Foie Gras Ban in Chicago Yields No Citations, Restaurants Sue

January 10, 2007

About five months after Chicago restaurants were ordered to stop selling foie gras, the city has yet to levy its first fine.

While some pricey restaurants around the city have taken the goose or duck liver delicacy off their menus, others are flouting the city’s ban, listing it on menus and, in one case , framing the city’s warning letter.

Others are sidestepping the ban by including foie gras as a complimentary item with other dishes.

The city, which is being sued by restaurants over the ordinance, has sent out but a smattering of warning letters and has conducted just one inspection.

At one restaurant, the owner has treated his warning letter like it was from a celebrity praising a great meal.

“I did frame the letter and put it up on the sales counter,” said Doug Sohn, owner of Hot Doug’s, a gourmet sausage store.
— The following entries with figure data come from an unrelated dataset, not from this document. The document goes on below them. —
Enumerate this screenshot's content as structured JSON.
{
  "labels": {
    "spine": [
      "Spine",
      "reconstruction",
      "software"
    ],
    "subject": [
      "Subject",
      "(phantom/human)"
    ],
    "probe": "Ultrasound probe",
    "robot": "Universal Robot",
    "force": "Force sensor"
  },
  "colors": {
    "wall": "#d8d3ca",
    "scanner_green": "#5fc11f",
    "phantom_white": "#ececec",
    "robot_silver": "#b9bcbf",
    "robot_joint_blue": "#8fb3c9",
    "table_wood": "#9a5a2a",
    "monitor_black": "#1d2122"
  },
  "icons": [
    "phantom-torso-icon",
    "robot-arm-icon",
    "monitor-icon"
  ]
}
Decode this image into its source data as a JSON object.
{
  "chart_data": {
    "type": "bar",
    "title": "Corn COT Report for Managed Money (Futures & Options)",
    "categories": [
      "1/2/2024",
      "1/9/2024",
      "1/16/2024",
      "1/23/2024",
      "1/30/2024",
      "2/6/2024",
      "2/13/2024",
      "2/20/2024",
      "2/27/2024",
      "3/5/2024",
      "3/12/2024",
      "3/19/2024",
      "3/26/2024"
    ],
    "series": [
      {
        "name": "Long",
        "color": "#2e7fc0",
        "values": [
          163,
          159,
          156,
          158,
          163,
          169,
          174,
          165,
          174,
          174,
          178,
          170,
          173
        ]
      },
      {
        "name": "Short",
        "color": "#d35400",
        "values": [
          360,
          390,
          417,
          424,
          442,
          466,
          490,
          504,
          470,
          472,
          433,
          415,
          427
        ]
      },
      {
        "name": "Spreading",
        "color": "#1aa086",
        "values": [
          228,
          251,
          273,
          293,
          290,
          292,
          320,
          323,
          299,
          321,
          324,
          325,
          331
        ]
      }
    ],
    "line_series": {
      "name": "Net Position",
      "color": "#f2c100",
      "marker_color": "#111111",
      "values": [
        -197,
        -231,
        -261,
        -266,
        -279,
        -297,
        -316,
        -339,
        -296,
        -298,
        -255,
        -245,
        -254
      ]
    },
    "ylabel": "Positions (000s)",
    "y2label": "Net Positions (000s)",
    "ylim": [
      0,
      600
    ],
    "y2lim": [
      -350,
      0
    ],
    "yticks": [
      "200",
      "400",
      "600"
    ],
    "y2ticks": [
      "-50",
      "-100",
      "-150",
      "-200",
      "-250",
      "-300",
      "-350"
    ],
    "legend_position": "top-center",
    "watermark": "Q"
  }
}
French for “fat liver, ” foie gras is a paté-like spread made by force-feeding geese and ducks to expand their livers up to 10 times their normal size.

The controversial delicacy, served in high-end restaurants, has been the subject of legislation from New York to California and its production is already banned in a dozen countries, mostly in Europe.

Evoking Chicago’s past during Prohibition when a secret word gained entry into illegal establishments that served alcohol, at least one restaurant is rumored to be serving foie gras to customers who ask for the “special lobster” dish.

Meanwhile, such civil disobedience over what Mayor Richard Daley has called the “silliest” law the City Council has ever passed does not seem to be raising much ire with either the public or city officials.

The city’s health department reports that it has received a total of nine initial complaints about an establishment, each one prompting a warning letter like the one Sohn received. While the department says it sends inspectors to any establishment after a second complaint, so far inspectors have done so only once.

“As much as some supporters of the law and animal rights activists beat their chests over the issue, we frankly don’t get a lot of complaints,” said department spokesman Tim Hadac.

Activists, though, say the ban is working.

“Our supporters are going into restaurants and we’re told that they are not selling foie gras,” said Gene Baur, president of Farm Sanctuary, a national farm animal protection organization.

Those supporters apparently are not going to restaurants such as Hot Doug’s or Sweets & Savories, which even though it has been selling foie gras as it did before the ban has not been the subject of a single complaint.

“I kind of feel left out,” said the restaurant’s owner, David Richards, who said he would consider going to court if he got a ticket.

The city health department, meanwhile, makes no secret that it has little stomach for sniffing out establishments where foie gras is illegally served and scarfed.

“We need to focus as much as possible on things that actually make people sick and kill people,” Hadac said. “Our mission is to protect human health and not the health of geese and ducks.”

Hadac called the ban the department’s “lowest priority.”

At Copperblue, one menu item is the “It isn’t foie gras any Moore’ duck liver terrine” _ named after the ordinance’s chief sponsor, Alderman Joe Moore.

Chef and owner Michael Tsonton will not say how the dish differs from foie gras, and nobody with the city has asked.

The city’s one inspection ended without a citation because the restaurant, Bin 36, noted on its menu that the foie gras terrine was a complimentary addition to the wild mushroom confit salad. The ban prohibits selling the dish.

“They are not selling it; the menu made it clear they were offering it as a complimentary offering,” Hadac said. “For us that is the key thing.”

What inspectors did not ask, said executive chef and partner John Caputo, is whether the salad would cost as much if it did not nclude foie gras. It would not.

Moore, who led the effort to ban foie gras said he understands the health department has more pressing issues.

“The law doesn’t need to be changed,” Moore told the Chicago Sun-Times. “What needs to be changed is the city’s attitude toward enforcing the law.” Moore did not return several calls for comment from The Associated Press.